How to combine Dynamic Type and monospaced font
This is a small tip for cases with countdown labels and similar UI.
Published: Dec. 16, 2022 Sponsored App StoreHave you ever had a label in your app that showed a live countdown? And have you noticed it to subtly shift horizontally when the countdown value changed?
This is because, by default, numbers have different widths. 1
takes less horizontal space than 5
, for example. And this can easily affect the total width of the label.
The basic solution is quite simple, thanks to UIFont.monospacedDigitSystemFont
method. You give it a size and weight, and it will return system font with all digits being the same width. And the horizontal shift is gone.
What about Dynamic Type?
I don’t need to repeat that having Dynamic Type support in your app is important.

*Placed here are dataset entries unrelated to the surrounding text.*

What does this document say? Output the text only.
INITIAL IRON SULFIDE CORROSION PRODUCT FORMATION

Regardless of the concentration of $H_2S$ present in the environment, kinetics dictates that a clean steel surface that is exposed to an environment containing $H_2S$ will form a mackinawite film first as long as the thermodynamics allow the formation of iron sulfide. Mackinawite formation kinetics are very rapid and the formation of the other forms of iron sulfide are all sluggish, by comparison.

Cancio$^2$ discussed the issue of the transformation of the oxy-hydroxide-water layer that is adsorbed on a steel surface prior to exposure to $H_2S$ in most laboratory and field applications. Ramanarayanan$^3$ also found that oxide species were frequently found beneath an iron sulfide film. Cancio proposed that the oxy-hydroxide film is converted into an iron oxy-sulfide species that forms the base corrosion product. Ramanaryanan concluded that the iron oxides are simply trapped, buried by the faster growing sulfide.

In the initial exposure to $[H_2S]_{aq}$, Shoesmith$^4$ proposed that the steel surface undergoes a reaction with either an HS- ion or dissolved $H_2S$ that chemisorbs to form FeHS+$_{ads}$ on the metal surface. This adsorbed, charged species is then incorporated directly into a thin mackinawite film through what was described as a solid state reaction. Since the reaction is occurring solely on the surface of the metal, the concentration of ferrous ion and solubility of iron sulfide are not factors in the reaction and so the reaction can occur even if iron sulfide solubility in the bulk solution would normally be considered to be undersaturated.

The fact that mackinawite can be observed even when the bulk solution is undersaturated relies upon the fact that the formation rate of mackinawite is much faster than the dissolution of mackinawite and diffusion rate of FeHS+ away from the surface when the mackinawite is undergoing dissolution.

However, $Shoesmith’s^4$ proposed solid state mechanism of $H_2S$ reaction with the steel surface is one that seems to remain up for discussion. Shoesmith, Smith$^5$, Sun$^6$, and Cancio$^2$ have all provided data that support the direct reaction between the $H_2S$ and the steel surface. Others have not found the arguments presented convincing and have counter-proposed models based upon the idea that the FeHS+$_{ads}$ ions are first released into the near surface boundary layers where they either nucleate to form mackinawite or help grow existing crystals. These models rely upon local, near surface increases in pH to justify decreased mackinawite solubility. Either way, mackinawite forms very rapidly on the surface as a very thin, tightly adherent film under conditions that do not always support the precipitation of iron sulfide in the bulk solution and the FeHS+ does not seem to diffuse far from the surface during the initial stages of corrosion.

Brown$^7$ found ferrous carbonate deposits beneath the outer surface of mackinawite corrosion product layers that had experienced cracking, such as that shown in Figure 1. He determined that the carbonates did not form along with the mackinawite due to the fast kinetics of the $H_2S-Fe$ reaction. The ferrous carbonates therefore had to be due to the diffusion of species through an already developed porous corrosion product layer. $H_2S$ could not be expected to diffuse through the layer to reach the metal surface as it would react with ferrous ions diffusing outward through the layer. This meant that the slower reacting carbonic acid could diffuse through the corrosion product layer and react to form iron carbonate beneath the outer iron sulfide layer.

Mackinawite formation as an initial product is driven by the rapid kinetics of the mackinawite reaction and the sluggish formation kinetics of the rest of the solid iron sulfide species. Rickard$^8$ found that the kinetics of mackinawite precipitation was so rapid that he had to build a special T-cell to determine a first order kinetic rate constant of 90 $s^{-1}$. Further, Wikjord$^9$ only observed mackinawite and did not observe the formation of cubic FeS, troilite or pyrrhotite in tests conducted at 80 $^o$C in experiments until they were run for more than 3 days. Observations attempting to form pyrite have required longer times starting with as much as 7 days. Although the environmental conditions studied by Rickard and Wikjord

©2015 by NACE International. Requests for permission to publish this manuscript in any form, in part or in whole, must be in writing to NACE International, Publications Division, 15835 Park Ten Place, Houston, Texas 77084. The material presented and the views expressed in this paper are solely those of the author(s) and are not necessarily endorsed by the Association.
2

However, this gets tricky with monospaced fonts because there is no built-in method to give you monospaced font for the text styles.
Fortunately, we can fix this with the UIFontMetricts
and UIFontDescriptor
types and wrap it all in a neat little extension on UIFont
.
The result looks like this:
import UIKit
extension UIFont {
static func preferredMonospacedFont(for style: TextStyle, weight: Weight) -> UIFont {
let metrics = UIFontMetrics(forTextStyle: style)
let desc = UIFontDescriptor.preferredFontDescriptor(withTextStyle: style)
let font = UIFont.monospacedDigitSystemFont(ofSize: desc.pointSize, weight: weight)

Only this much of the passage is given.